As all Thirkell fans know, the main element of likeness in Thirkell novels is that practically all of them are about the gentry of Barsetshire--the English "county" created by Novelist Anthony Trollope for his own convenience and taken over by Novelist Thirkell. There is little further resemblance between them. Where Trollope was gruff, Thirkell is pert; where he peered keen-sightedly, she drops a whimsical, astigmatic glance. Trollope loved a knotty plot, but Thirkell prefers to meander undramatically through Barsetshire, finding husbands for her heroines and painting the local watercolors. When in doubt as to what to say next, she just says: "The months moved on in their usual way."

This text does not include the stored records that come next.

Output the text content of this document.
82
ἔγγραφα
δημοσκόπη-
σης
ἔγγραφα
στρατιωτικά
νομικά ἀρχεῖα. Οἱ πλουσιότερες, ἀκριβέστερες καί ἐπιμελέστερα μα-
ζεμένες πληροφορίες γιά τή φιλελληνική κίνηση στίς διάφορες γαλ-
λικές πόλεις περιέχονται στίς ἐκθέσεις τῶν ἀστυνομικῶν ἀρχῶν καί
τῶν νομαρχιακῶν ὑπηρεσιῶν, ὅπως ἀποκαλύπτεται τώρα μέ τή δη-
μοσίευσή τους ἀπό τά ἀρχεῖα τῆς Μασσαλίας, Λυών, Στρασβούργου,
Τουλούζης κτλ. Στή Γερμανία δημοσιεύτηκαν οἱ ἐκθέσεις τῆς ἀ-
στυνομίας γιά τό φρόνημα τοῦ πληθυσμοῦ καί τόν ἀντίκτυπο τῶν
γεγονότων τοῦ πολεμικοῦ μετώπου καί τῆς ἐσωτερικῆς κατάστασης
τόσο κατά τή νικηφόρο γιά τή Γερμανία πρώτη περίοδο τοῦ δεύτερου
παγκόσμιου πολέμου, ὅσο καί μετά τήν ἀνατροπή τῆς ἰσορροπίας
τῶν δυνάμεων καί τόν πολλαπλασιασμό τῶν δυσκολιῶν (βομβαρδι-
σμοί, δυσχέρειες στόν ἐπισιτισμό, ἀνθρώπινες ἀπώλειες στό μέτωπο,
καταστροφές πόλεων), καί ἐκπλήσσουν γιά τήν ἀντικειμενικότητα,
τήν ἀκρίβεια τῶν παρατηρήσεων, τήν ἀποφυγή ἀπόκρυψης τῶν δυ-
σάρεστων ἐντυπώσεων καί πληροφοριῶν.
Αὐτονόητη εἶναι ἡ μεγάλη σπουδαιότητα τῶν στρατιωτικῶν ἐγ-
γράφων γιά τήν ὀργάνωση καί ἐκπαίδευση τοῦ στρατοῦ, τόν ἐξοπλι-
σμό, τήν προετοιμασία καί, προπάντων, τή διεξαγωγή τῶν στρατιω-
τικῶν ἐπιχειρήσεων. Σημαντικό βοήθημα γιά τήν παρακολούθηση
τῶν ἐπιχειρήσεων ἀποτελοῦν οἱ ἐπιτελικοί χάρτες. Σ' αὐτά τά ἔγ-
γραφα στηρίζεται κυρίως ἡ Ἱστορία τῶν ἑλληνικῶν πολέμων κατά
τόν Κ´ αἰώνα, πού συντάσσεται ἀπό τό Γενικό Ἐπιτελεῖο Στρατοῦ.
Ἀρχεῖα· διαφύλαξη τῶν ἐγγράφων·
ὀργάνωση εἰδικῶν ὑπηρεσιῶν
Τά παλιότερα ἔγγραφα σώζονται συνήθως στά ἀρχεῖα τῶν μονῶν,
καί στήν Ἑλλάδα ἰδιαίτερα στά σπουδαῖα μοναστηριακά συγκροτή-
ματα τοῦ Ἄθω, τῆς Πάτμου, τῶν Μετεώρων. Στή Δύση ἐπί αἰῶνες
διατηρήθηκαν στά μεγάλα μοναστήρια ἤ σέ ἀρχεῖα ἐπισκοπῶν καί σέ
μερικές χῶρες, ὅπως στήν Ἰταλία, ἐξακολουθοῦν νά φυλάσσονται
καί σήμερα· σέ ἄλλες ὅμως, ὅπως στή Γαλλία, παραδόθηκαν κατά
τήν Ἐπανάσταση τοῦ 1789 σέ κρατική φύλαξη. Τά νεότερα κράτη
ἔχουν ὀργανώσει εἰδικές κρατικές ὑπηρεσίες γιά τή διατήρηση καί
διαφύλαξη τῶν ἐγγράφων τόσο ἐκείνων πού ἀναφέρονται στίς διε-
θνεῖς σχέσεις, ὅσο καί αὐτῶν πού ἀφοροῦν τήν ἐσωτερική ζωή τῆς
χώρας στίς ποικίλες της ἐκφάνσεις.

Thirkell fans are sure to enjoy County Chronicle, in which two nice girls land two nice husbands, a brave widow is spliced to a gallant bishop, and pudgy babies are born and crow in almost every chapter. But students of the contemporary novel are likely to be far more fascinated by Author Thirkell's indefatigable struggle to bring old Barsetshire up to date while simultaneously keeping it out of date.
Thus, on giving some of her characters a whacking oldtime breakfast of bacon & eggs, Author Thirkell feels bound to give credibility to the occasion by explaining that a friend of one of the guests "had a licence to keep pigs" and the host's hens "happened to be laying." A well-stuffed tea bin is hastily attributed to "hoarded American gifts," while the gay poppings of corks (which resound throughout the book) are thanks to "a pal at Portsmouth" or even "an old pal of mine, Pinky Smith [who] sends me . . . rum from the West Indies." There is also an enviable abundance of maids, nannies and cooks, which Author Thirkell explains by declaring that their employers have "a genius for getting people to work for them."
In short, in whatever direction other British shires may be moving, Thirkell's Barsetshire is firmly marking Thirkell-time.